Die Ernüchterung folgte umgehend. Nach dem ersten Bissen wurde ihr klar, dass sie absolut nichts schmecken konnte. Es war, als wäre sie noch immer in Edom. Keine Freude, keine Möglichkeit, etwas zu genießen. Nichts. Gar nichts. Lediglich der Hunger wurde gestillt.
»Ich kann mir nicht vorstellen, was du durchmachen musstest«, sagte er. Das war gelogen. Sein Bedürfnis, etwas zu tun oder zu sagen, was sie das wissen ließ, war gefährlich präsent. Er stand abrupt auf, ging zum anderen Ende des Zimmers und lehnte sich mit dem Rücken gegen die Kommode.
»Ich erinnere mich nicht an Edom«, sagte sie.
»Ja. Das sagtest du bereits.«
Sie sah ihn jetzt argwöhnisch an, stellte das Essen beiseite, und legte ihre Hände in den Schoß. »Weshalb bist du hier?«
Das war eine interessante Frage, eine, auf die es mehrere Antworten gab.
»Neugier.«
»Geht es um Beleth?

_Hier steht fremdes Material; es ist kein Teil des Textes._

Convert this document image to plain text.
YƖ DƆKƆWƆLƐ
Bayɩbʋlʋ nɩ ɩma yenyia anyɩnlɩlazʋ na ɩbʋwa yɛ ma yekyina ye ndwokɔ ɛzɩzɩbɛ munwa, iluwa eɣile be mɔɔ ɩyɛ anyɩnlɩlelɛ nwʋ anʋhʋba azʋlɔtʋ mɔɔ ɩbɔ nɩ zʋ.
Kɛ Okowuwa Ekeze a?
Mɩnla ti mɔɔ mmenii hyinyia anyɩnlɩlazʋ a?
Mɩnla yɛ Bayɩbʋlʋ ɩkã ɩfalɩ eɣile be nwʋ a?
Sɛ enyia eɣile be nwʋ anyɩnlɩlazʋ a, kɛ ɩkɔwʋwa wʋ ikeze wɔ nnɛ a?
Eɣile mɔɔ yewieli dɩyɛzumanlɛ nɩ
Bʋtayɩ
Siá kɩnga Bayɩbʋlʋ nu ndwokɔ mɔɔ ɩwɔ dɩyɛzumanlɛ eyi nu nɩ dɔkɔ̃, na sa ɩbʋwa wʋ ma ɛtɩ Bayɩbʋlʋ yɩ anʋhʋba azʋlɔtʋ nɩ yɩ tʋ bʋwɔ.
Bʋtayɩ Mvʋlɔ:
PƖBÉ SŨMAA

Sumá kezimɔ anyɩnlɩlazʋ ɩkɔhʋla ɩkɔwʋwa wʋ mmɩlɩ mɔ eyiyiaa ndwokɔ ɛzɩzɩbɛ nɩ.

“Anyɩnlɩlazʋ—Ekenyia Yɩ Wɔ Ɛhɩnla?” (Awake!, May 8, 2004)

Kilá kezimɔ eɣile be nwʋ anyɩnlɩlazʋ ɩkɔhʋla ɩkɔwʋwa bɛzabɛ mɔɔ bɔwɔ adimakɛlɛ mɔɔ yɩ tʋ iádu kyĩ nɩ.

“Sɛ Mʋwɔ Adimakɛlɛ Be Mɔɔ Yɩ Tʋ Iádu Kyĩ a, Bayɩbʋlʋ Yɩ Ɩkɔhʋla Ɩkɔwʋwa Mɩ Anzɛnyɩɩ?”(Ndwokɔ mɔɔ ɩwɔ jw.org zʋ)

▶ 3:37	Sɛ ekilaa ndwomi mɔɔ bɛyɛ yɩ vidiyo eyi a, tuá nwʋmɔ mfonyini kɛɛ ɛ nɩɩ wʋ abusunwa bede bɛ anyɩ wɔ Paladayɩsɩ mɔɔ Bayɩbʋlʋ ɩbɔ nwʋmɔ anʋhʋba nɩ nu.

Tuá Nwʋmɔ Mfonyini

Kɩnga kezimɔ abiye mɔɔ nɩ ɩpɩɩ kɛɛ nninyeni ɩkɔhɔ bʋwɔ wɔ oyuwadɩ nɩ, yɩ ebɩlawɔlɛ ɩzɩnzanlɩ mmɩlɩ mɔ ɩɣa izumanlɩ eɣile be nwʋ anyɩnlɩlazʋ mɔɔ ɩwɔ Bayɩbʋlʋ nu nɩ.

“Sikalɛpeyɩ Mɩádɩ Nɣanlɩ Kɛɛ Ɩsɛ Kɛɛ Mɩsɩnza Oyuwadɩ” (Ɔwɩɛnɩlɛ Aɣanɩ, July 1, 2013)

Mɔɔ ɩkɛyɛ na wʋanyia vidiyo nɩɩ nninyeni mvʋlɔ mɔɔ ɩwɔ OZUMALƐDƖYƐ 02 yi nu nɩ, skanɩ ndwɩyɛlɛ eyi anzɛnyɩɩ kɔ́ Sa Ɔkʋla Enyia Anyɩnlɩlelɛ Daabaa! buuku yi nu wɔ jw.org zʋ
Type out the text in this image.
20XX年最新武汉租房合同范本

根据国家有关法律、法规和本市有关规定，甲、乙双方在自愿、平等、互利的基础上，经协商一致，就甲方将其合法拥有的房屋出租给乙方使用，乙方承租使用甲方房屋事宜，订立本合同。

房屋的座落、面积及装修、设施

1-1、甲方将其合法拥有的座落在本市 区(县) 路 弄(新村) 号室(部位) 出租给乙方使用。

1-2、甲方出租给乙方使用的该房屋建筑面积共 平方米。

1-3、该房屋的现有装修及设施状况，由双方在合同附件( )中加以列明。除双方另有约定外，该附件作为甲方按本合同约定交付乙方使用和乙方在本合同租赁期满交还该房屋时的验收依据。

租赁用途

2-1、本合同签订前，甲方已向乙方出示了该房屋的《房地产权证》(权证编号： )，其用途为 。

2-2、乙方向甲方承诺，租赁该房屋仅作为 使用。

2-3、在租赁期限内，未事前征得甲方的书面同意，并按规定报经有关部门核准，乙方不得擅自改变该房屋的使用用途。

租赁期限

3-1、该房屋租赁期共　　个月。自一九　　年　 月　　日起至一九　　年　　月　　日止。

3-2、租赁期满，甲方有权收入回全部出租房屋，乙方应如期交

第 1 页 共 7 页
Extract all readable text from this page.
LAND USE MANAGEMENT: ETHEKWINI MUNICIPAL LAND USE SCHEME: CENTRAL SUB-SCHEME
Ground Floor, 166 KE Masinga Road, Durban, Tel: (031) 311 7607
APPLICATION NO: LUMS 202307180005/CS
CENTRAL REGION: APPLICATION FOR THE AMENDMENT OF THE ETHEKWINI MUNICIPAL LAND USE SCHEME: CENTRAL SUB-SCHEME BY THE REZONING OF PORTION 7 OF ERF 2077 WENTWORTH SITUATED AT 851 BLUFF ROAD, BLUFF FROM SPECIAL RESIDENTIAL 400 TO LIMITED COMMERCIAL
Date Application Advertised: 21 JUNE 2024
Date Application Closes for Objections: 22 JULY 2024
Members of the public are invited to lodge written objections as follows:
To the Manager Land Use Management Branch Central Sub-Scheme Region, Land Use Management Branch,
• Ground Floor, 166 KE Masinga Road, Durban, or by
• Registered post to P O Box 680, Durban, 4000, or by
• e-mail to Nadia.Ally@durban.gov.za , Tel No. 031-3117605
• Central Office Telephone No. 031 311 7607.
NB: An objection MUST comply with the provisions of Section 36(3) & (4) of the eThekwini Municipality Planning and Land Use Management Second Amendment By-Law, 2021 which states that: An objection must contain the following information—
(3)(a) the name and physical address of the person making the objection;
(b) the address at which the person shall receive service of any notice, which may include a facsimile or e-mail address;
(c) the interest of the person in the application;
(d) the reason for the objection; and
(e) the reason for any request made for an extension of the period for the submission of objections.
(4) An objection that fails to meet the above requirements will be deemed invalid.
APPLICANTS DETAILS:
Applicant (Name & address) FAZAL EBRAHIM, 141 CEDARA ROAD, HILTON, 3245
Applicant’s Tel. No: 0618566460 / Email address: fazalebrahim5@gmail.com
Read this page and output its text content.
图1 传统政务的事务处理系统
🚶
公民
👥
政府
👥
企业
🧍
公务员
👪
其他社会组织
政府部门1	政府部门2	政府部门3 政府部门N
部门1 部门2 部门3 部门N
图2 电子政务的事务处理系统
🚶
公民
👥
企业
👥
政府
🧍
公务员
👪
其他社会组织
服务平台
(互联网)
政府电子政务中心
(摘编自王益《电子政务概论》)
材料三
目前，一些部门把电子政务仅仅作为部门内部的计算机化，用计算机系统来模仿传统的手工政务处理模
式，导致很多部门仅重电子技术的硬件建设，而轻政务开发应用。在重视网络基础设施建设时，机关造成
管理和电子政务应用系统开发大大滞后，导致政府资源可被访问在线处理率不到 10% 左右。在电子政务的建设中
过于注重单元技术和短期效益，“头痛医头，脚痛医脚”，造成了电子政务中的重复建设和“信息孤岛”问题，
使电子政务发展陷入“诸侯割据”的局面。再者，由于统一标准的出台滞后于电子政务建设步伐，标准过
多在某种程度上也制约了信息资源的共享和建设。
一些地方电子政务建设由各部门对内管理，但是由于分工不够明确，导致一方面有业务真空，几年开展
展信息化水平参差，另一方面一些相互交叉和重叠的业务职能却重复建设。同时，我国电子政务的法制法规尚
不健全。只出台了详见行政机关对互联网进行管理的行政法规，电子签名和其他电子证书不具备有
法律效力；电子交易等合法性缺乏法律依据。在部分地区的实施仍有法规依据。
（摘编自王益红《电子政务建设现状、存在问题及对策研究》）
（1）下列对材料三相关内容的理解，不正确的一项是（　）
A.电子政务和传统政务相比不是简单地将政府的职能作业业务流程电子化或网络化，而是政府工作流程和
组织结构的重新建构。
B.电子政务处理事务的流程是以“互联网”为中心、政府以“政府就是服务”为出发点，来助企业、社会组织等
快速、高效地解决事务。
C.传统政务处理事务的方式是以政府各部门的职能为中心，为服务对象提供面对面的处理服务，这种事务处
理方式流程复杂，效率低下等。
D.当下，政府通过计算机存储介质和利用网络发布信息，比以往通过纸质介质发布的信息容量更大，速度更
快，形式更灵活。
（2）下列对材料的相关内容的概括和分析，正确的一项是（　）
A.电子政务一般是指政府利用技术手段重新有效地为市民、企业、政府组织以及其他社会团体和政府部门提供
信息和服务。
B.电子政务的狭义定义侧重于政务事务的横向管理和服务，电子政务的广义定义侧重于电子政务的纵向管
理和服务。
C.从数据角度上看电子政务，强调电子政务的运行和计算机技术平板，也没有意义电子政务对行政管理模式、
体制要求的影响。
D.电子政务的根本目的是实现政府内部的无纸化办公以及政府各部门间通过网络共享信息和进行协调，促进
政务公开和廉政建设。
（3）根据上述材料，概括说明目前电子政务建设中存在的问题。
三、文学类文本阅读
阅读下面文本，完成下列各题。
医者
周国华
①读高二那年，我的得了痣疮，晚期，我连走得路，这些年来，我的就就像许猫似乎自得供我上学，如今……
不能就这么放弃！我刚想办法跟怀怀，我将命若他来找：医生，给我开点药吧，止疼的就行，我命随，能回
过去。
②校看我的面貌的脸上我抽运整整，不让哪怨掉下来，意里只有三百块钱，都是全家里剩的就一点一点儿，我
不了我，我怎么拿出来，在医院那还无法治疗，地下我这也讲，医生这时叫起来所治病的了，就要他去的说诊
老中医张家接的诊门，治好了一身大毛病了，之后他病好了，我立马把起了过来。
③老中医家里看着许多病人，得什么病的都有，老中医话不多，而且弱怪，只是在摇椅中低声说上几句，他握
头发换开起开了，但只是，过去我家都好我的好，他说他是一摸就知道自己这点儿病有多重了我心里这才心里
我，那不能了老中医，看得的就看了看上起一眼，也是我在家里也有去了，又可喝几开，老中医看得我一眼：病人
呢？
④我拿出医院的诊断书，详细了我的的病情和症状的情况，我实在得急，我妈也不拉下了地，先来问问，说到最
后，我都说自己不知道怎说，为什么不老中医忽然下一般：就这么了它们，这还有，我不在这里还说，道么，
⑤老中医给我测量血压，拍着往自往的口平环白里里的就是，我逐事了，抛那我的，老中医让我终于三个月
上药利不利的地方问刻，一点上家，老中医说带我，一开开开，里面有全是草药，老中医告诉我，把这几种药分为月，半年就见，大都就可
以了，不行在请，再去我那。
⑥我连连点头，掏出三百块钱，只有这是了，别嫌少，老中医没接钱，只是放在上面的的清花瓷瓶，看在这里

Ihr könnt ihn nicht töten, das ist euch doch klar, oder?«
»Ja.«
Jonathan sah, dass sie äußerst angestrengt nachdachte, ohne jedoch auch nur eine Sekunde den Blickkontakt mit ihm zu unterbrechen. Er fühlte sich merkwürdig. War sie das? Er hockte sich vor sie, diese von oben herab behagte ihm nicht – nicht bei ihr – und war für den Bruchteil einer Sekunde regelrecht benommen. Das war nicht normal. Irgendetwas an ihr irritierte ihn massiv. »Was ist das nur mit dir?«, sagte er leise, hob seine Hand, als wolle er ihr eine Strähne von der Stirn streichen, ließ sie aber gleich wieder sinken.
Sie sagte nichts, schaute nur abwesend durch ihn hindurch, während ihre Finger über die Rune an ihrem Hals fuhren, als versuchte sie die Antwort auf seine Frage dort zu finden. Jonathan hatte eine Ahnung, was sie beschäftigte. Aber würde er dazu etwas sagen, würde sie wissen, dass er ihr kein Wort glaubte. Er erhob und wandte sich zum Gehen. Er war ihr bereits viel zu nahe gekommen. Das war nicht gut. Es lenkte ihn ab. Sie lenkte ihn ab. Er war nicht hier, um Freundschaften zu schließen. Ganz sicher nicht. Er würde nicht in ihren Geheimnissen herumstochern und sie so auch nicht in seinen. Es war besser so.
Siobhan ahnte, dass ihr Schweigen diesen Schattenjäger noch misstrauischer gemacht hatte. Normalerweise konnte sie ihr Gegenüber schnell einschätzen. Doch bei ihm war das nicht möglich. Warum?
Andererseits, was wusste sie schon noch über diese Welt. Und alles darin. Nur den Bruchteil ihres Lebens hatte sie hier verbracht. Wie sollte sie da noch wissen, wie sich Vertrauen anfühlte? Was richtig und was falsch war. Was echt war. Niemand war einfach nur freundlich. Nicht ohne Grund. Niemand.